As was the trend in earlier orders, the 15 CBIC officials have had cases against them related to disproportionate assets, impropriety, bribery, misuse of official position or even smuggling. Most of the cases had been initiated by the Central Bureau of Investigation (CBI), and a couple of officials were already under suspension.
For instance, Anup Srivastava (1984 batch), currently posted as additional director-general of audit in Delhi has seven charges against him including illegal favour accorded to a housing society. Similarly, Atul Dikshit (1988 batch), a commissioner rank official currently under suspension, has a CBI case for allowing fraudulent drawback worth over Rs 74 crore and accumulating assets disproportionate to his known source of income.
Additionally, Nalin Kumar, joint commissioner (2005 batch) and SS Pabana, assistant commissioner (2014 batch) have been retired while under suspension currently. While Kumar has a CBI case against him on amassing disproportionate assets, Pabana was arrested by Department of Revenue Intelligence (DRI) for abetting foreign currency exports.

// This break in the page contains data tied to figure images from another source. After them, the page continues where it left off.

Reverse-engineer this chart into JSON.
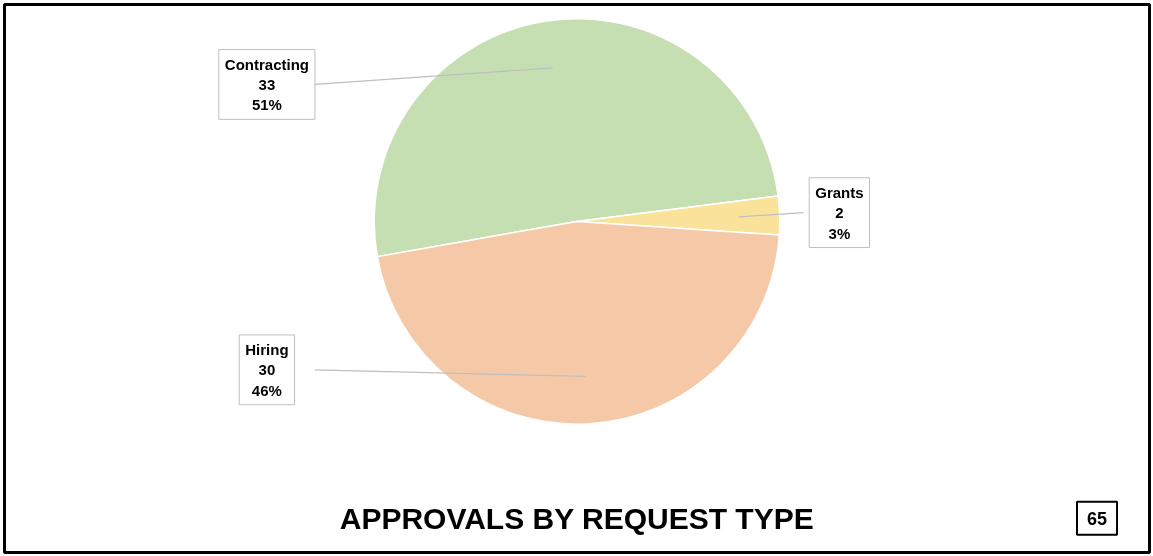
{
  "chart_data": {
    "type": "pie",
    "title": "APPROVALS BY REQUEST TYPE",
    "categories": [
      "Contracting",
      "Grants",
      "Hiring"
    ],
    "values": [
      33,
      2,
      30
    ],
    "colors": [
      "#c5dfb3",
      "#fbe29a",
      "#f5c9a8"
    ],
    "value_labels": [
      "33\n51%",
      "2\n3%",
      "30\n46%"
    ],
    "annotations": [
      "65"
    ]
  }
}
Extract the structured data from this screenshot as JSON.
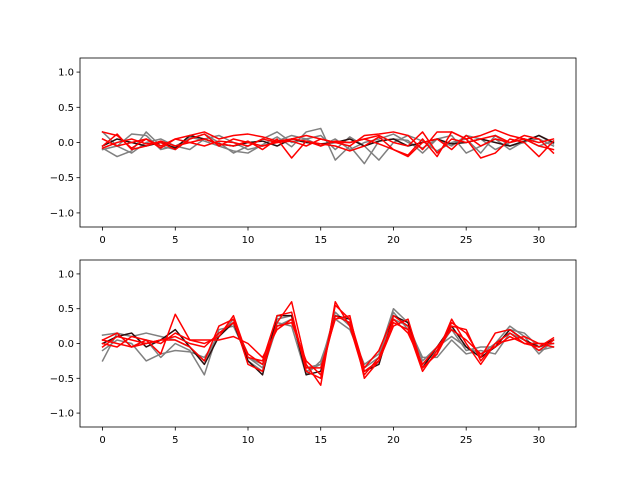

Further, Ashok Kumar Aswal, deputy commissioner (2003 batch) and currently posted as directorate of logistics in Delhi has a CBI case for accepting bribe of Rs 10 lakh. Another official of assistant commissioner rank, Mohd Altaf (2009 batch), currently posted in Allahabad, was found to be the mastermind and investor in smuggling of Red Sanders by adjudicating authorities and faced a penalty of over Rs 2 crore.
The orders issued by the department of revenue against these officials read as: “…. in exercise of the powers conferred by clause (j) of rule 56 of the fundamental rules, the president hereby retires ……… with immediate effect, he having already attained the age of 50 years.” The order said that the each official retired will be paid a sum equivalent to the amount of his pay plus allowances for three months equivalent to last drawn salary.
As FE reported earlier, the government has stepped up a process to identify the dead wood at the top rung of the bureaucracy, with a view to retiring several hundreds of non-performers over the next few months. According to sources, the Cabinet Secretariat and the Central Vigilance Commission have given verbal instructions to the vigilance heads in many departments to expedite the process of identifying officers for compulsory retirement.
The first Narendra Modi government made an attempt to make use of this rule but it could get only about 230 officers to leave government service before their scheduled superannuation on grounds of non-performance/lack of integrity. This time round, the axe could fall on a few thousand at least, sources said.